% EE3220 - Dr. Durant - 2014-02-18
% DFT and scaling of power
% Summary: Simply taking 20*log10(abs(DFT_value)) gives you relative
% decibels that are useful for COMPARING power spectra of 2 signals of the
% same length. This approach ignores the reference level. What are the dB
% relative to? The code below shows one standard reference level: 0 dB
% represents 1 W assuming that the signal voltage is applied across a 1 Ohm
% resistive load. There are many other standard reference levels in use;
% see http://en.wikipedia.org/wiki/Decibel#Voltage
fs = 10; % Sampling frequency, Hz
f = 1; % Signal frequency, Hz
A = 5; % Amplitude, Volts
T = [1 100]; % Duration, s; 2 values to demonstrate the difference between energy and power
N = T*fs; % Number of samples for each T
t = (0:max(N)-1)/fs; % Time values in s - we'll use a subset when the selected T is not the maximum T
x = A * cos(2*pi*f*t); % Voltage waveform
figure
for idxT = 1:length(T) % Create a graph pair for each duration
Y = fft(x(1:N(idxT)));
normFreqs = (0:N(idxT)-1) / N(idxT) * 2; % Number of pi's at frequency sampling point
subplot(2,length(T),idxT) % 1st plot will be UNNORMALIZED dB
plot(normFreqs,20*log10(abs(Y)))
title(sprintf('Spectra for %g s sinusoid', T(idxT)))

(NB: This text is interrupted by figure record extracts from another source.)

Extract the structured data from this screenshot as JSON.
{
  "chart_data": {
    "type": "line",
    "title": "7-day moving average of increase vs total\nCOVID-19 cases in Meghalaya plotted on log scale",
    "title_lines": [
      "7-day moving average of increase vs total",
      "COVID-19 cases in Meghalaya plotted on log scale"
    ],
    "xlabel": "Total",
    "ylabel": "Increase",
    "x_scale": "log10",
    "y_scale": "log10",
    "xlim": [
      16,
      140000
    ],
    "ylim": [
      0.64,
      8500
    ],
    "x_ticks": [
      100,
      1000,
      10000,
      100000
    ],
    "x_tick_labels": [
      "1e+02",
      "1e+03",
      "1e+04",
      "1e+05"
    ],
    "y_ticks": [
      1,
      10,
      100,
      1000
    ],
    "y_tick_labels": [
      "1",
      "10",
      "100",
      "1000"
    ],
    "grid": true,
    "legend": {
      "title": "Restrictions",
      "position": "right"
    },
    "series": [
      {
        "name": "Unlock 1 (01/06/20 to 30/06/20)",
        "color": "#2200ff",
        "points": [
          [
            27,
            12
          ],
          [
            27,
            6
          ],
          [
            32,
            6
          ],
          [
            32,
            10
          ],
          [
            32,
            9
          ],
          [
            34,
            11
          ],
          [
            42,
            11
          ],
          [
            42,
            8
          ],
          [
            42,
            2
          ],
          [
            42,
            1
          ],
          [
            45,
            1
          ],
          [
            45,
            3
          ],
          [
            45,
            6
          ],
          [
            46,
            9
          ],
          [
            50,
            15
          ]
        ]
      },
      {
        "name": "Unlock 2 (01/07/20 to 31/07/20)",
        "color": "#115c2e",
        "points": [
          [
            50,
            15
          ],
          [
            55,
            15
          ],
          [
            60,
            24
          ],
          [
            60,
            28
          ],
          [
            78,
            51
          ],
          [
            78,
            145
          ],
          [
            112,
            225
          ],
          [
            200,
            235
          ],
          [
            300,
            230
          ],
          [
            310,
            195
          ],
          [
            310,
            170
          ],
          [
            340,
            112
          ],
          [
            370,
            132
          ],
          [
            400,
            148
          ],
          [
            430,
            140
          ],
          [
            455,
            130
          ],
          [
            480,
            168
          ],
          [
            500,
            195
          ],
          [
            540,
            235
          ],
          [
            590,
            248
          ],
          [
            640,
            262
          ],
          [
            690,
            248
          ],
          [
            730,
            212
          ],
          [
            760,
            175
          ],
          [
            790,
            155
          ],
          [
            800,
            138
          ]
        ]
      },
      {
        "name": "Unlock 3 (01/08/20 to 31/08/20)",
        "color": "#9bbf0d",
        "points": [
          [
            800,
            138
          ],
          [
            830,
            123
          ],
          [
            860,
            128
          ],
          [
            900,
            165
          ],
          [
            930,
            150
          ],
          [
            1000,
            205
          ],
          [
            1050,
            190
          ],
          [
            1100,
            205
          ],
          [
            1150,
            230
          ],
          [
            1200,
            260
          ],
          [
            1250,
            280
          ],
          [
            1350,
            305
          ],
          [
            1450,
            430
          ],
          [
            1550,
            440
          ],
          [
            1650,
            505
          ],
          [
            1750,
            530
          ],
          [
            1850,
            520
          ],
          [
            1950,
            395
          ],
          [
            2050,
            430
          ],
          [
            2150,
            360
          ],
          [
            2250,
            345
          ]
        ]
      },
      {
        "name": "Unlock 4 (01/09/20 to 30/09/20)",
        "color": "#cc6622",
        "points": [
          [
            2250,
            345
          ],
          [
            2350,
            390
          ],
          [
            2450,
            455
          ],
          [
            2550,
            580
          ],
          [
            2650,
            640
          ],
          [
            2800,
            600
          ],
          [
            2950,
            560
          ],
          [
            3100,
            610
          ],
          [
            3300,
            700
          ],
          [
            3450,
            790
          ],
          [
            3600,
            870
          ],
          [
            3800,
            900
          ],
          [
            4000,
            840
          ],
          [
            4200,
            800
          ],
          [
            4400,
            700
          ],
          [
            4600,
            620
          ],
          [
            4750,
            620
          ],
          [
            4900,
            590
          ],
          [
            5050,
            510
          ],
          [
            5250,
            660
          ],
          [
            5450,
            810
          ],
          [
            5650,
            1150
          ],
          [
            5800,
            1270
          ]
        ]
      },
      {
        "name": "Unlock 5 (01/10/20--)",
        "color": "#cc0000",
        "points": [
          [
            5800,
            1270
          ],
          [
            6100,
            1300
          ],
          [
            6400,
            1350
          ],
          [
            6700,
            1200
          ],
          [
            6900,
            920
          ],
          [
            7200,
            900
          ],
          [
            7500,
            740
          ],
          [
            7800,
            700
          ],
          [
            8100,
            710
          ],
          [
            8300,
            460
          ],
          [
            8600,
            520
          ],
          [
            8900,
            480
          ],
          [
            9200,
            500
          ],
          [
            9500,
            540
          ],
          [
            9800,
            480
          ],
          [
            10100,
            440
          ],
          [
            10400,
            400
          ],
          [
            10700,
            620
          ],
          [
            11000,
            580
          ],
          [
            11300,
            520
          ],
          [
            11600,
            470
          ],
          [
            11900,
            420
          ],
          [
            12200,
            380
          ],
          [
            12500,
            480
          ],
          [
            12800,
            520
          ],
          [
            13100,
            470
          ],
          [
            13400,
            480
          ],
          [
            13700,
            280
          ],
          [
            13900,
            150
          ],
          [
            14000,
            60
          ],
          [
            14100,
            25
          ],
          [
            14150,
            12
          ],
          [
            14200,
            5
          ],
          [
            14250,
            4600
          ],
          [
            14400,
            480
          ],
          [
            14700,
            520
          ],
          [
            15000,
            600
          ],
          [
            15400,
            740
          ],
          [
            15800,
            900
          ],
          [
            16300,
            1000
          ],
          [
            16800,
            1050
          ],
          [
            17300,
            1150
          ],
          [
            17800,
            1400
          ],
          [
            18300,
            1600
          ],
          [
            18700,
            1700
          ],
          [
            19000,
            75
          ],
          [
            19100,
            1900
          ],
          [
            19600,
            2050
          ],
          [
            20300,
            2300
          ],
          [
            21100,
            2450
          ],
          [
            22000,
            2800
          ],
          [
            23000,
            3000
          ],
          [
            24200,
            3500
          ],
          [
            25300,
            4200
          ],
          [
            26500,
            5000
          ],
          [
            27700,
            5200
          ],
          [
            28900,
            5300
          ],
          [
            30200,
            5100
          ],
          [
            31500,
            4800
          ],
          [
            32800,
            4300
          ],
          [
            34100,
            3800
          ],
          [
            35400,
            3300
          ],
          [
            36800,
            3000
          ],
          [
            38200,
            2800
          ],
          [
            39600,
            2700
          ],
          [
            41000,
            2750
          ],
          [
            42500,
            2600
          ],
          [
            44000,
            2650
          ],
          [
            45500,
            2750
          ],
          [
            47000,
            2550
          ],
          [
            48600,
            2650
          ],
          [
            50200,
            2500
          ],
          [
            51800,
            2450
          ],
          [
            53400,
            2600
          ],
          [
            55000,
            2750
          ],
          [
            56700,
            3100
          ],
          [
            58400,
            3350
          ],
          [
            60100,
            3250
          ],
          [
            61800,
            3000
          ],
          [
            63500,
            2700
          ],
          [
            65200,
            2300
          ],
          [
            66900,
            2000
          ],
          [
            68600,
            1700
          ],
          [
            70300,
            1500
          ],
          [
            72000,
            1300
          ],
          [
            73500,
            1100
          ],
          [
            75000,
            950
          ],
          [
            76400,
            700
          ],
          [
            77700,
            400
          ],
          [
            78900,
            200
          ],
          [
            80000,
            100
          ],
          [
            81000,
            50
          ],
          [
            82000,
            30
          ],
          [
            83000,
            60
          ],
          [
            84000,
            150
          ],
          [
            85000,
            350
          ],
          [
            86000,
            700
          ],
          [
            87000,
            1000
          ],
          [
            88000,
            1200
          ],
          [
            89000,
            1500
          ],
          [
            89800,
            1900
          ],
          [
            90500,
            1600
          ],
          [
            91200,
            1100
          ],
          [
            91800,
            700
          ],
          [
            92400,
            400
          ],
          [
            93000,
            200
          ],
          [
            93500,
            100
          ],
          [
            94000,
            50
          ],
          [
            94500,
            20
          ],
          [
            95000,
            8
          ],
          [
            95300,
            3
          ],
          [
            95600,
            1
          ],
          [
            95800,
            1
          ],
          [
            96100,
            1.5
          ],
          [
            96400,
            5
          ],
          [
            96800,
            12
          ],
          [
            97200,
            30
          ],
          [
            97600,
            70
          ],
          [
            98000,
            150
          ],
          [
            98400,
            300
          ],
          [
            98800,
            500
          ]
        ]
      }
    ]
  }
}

if idxT==1, ylabel('Magnitude, unnormalized (dB)'), end % only label leftmost graph
subplot(2,length(T),idxT+length(T)) % 2nd plot will have dB NORMALIZED relative to 1 W assuming 1 Ohm load
Y = Y / sqrt(N(idxT)); % Correction #1: DFT increases energy; this is corrected by 1/N factor in IDFT.
% To avoid energy scaling, DFT and IDFT each need to be scaled by 1/sqrt(N),
% but that requires an expensive square root and divisions. Note that
% the 1/N in the IDFT is often just a shift since N is often a power of 2.
Y = Y / sqrt(N(idxT)); % Correction #2: DFT now conserves energy, but it is standard to plot
% a POWER spectrum, not an ENERGY spectrum. So, we need to divide
% energy by time; on the voltage side of the equation, this is
% equivalent to dividing by the square root of time.
plot(normFreqs,20*log10(abs(Y)))
xlabel('Normalized digital frequency (radians/sample \times\pi)')
if idxT==1, ylabel('Magnitude, normalized (dB)'), end % only label leftmost graph
end
% So, was the normalization correct? Let's see
Vrms = A/sqrt(2) % RMS voltage given sinusoid amplitude
Pavg = Vrms^2 % Average power, W, assuming 1 Ohm load
PavgHalf = Pavg/2 % Power is divided between + and - frequencies in DFT
dbExpected = 10*log10(PavgHalf) % convert to dB re 1 W